No. 4134. Rohr M.R.1 (NX90651)
Photographs from the Don Burnett collection

Rohr M.R.1

09/30/2012. Remarks by Johan Visschedijk: "The Rohr Aircraft Corporation of Chula Vista, California was formed by Fred H. Rohr. Fred Rohr was the person who designed and built the fuel tanks for Lindbergh's Ryan NYP, that succeeded in the first solo trans-Atlantic crossing. The Rohr company was the world’s biggest airframe component supplier in WW II, after the war it initiated two totally odd aircraft projects.

The two-seat M.R.1 was a project of Frank McCreary, an engineer at Rohr (hence M.R.1 stood for McCreary-Rohr One). Of aluminum construction, it had a tadpole shaped fuselage with forward-swept wings, a butterfly tail, and the powerplant was a 36 hp Aeronca E-113 two-cylinder air-cooled engine. It made just one flight (in 1948) as the test pilot, Doug Kelley, considered it unsafe to fly. Subsequently the aircraft was fitted with a Continental C-65 engine and a ventral fin, but reportedly it was never flown in this form.

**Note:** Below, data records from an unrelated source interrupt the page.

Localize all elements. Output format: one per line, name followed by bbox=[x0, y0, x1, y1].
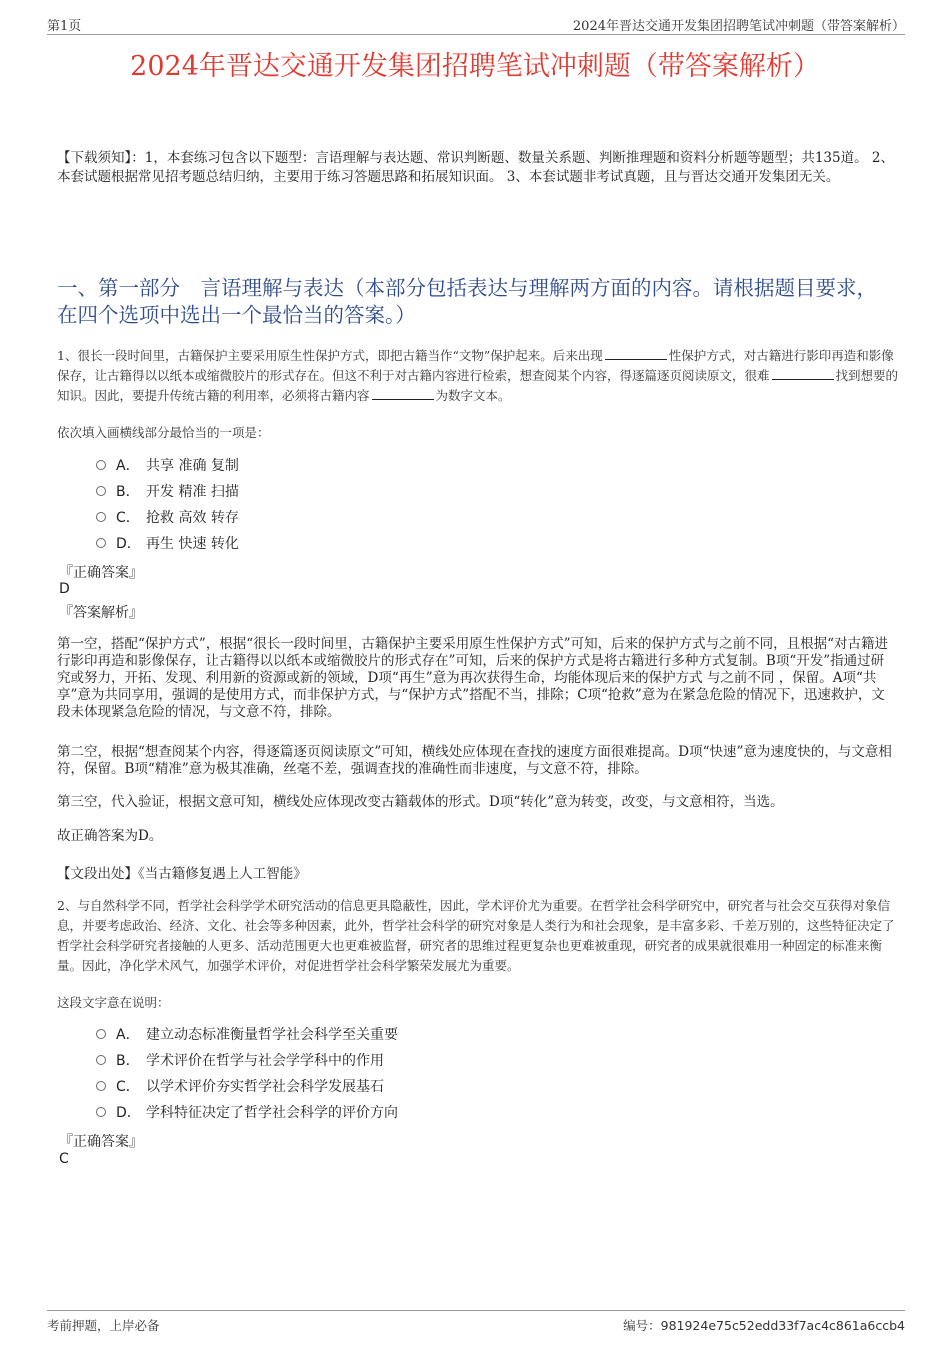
download-notice: 【下载须知】：1，本套练习包含以下题型：言语理解与表达题、常识判断题、数量关系题、判断推理题和资料分析题等题型；共135道。 2、本套试题根据常见招考题总结归纳，主要用于练习答题思路和拓展知识面。 3、本套试题非考试真题，且与晋达交通开发集团无关。 bbox=[57, 150, 894, 185]
footer-serial-number: 编号：981924e75c52edd33f7ac4c861a6ccb4 bbox=[623, 1318, 905, 1333]
q2-option-d[interactable]: D． 学科特征决定了哲学社会科学的评价方向 bbox=[96, 1102, 398, 1124]
page-footer bbox=[47, 1310, 905, 1333]
q1-option-c[interactable]: C． 抢救 高效 转存 bbox=[96, 507, 239, 529]
blank-2 bbox=[772, 367, 834, 380]
q1-option-a[interactable]: A． 共享 准确 复制 bbox=[96, 455, 239, 477]
blank-1 bbox=[605, 347, 667, 360]
radio-icon[interactable] bbox=[96, 1055, 106, 1065]
question-2-prompt: 这段文字意在说明： bbox=[57, 995, 170, 1010]
q1-text-part3: 找到想要的知识。因此，要提升传统古籍的利用率，必须将古籍内容 bbox=[57, 368, 899, 403]
q2-answer-label: 『正确答案』 bbox=[59, 1134, 143, 1150]
footer-slogan: 考前押题，上岸必备 bbox=[47, 1318, 160, 1333]
question-1-text bbox=[57, 346, 902, 406]
radio-icon[interactable] bbox=[96, 460, 106, 470]
page-number: 第1页 bbox=[47, 19, 82, 34]
q1-analysis-paragraph-2: 第二空，根据“想查阅某个内容，得逐篇逐页阅读原文”可知，横线处应体现在查找的速度方面很难提高。D项“快速”意为速度快的，与文意相符，保留。B项“精准”意为极其准确，丝毫不差，强调查找的准确性而非速度，与文意不符，排除。 bbox=[57, 744, 892, 777]
q1-analysis-label: 『答案解析』 bbox=[59, 605, 143, 621]
section-heading: 一、第一部分 言语理解与表达（本部分包括表达与理解两方面的内容。请根据题目要求，在四个选项中选出一个最恰当的答案。） bbox=[57, 276, 877, 327]
q1-option-b[interactable]: B． 开发 精准 扫描 bbox=[96, 481, 239, 503]
q1-answer: D bbox=[59, 581, 70, 597]
q1-source: 【文段出处】《当古籍修复遇上人工智能》 bbox=[57, 866, 307, 882]
page-header bbox=[47, 14, 905, 35]
question-2-text: 2、与自然科学不同，哲学社会科学学术研究活动的信息更具隐蔽性，因此，学术评价尤为重要。在哲学社会科学研究中，研究者与社会交互获得对象信息，并要考虑政治、经济、文化、社会等多种因素，此外，哲学社会科学的研究对象是人类行为和社会现象，是丰富多彩、千差万别的，这些特征决定了哲学社会科学研究者接触的人更多、活动范围更大也更难被监督，研究者的思维过程更复杂也更难被重现，研究者的成果就很难用一种固定的标准来衡量。因此，净化学术风气，加强学术评价，对促进哲学社会科学繁荣发展尤为重要。 bbox=[57, 898, 895, 973]
radio-icon[interactable] bbox=[96, 486, 106, 496]
radio-icon[interactable] bbox=[96, 538, 106, 548]
q1-analysis-paragraph-3: 第三空，代入验证，根据文意可知，横线处应体现改变古籍载体的形式。D项“转化”意为转变，改变，与文意相符，当选。 bbox=[57, 794, 784, 810]
header-doc-name: 2024年晋达交通开发集团招聘笔试冲刺题（带答案解析） bbox=[572, 19, 905, 34]
q1-text-part1: 1、很长一段时间里，古籍保护主要采用原生性保护方式，即把古籍当作“文物”保护起来。后来出现 bbox=[57, 348, 603, 363]
document-title: 2024年晋达交通开发集团招聘笔试冲刺题（带答案解析） bbox=[130, 51, 820, 82]
q2-option-b[interactable]: B． 学术评价在哲学与社会学学科中的作用 bbox=[96, 1050, 384, 1072]
q2-option-a[interactable]: A． 建立动态标准衡量哲学社会科学至关重要 bbox=[96, 1024, 398, 1046]
q1-analysis-paragraph-4: 故正确答案为D。 bbox=[57, 828, 163, 844]
question-1-prompt: 依次填入画横线部分最恰当的一项是： bbox=[57, 425, 270, 440]
q2-answer: C bbox=[59, 1151, 69, 1167]
radio-icon[interactable] bbox=[96, 1029, 106, 1039]
q1-text-part2: 性保护方式，对古籍进行影印再造和影像保存，让古籍得以以纸本或缩微胶片的形式存在。但这不利于对古籍内容进行检索，想查阅某个内容，得逐篇逐页阅读原文，很难 bbox=[57, 348, 894, 383]
q1-analysis-paragraph-1: 第一空，搭配“保护方式”，根据“很长一段时间里，古籍保护主要采用原生性保护方式”可知，后来的保护方式与之前不同，且根据“对古籍进行影印再造和影像保存，让古籍得以以纸本或缩微胶片的形式存在”可知，后来的保护方式是将古籍进行多种方式复制。B项“开发”指通过研究或努力，开拓、发现、利用新的资源或新的领域，D项“再生”意为再次获得生命，均能体现后来的保护方式 与之前不同 ，保留。A项“共享”意为共同享用，强调的是使用方式，而非保护方式，与“保护方式”搭配不当，排除；C项“抢救”意为在紧急危险的情况下，迅速救护，文段未体现紧急危险的情况，与文意不符，排除。 bbox=[57, 636, 889, 720]
q1-answer-label: 『正确答案』 bbox=[59, 565, 143, 581]
q2-option-c[interactable]: C． 以学术评价夯实哲学社会科学发展基石 bbox=[96, 1076, 384, 1098]
q1-option-d[interactable]: D． 再生 快速 转化 bbox=[96, 533, 239, 555]
radio-icon[interactable] bbox=[96, 1081, 106, 1091]
q1-text-part4: 为数字文本。 bbox=[435, 388, 511, 403]
radio-icon[interactable] bbox=[96, 1107, 106, 1117]
radio-icon[interactable] bbox=[96, 512, 106, 522]
blank-3 bbox=[372, 387, 434, 400]
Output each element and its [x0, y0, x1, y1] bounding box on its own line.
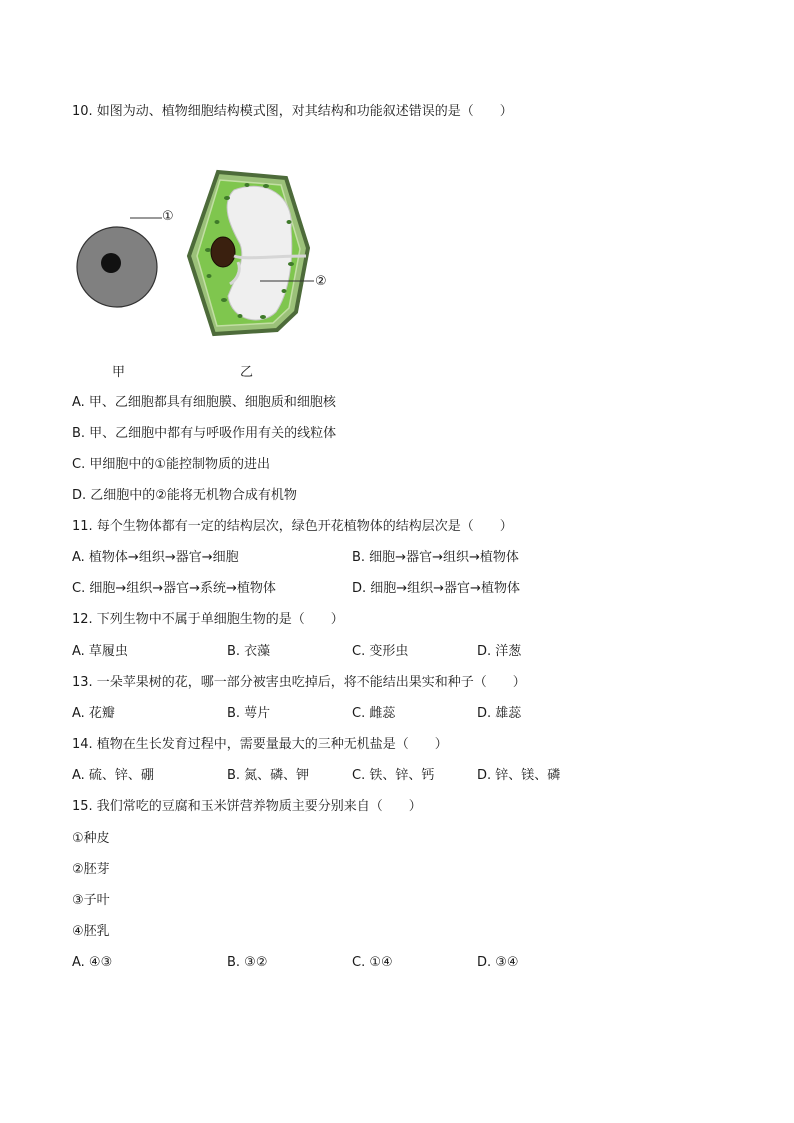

Eventually the aircraft ended up in the San Diego Air & Space Museum, where it was lost in the fire of February 22, 1978. The wings survived and are stored in York, Pennsylvania. The often stated nickname Guppy must have been introduced much later by the media, as reportedly it was never used by the team.

The other aircraft, the tail-first M.O.1 Midnight Oiler (because it looked like an oil can), was a project of Burt Raynes, at that time a tooling engineer for Rohr. The M.O.1 was completed only 75%, so it was never flown."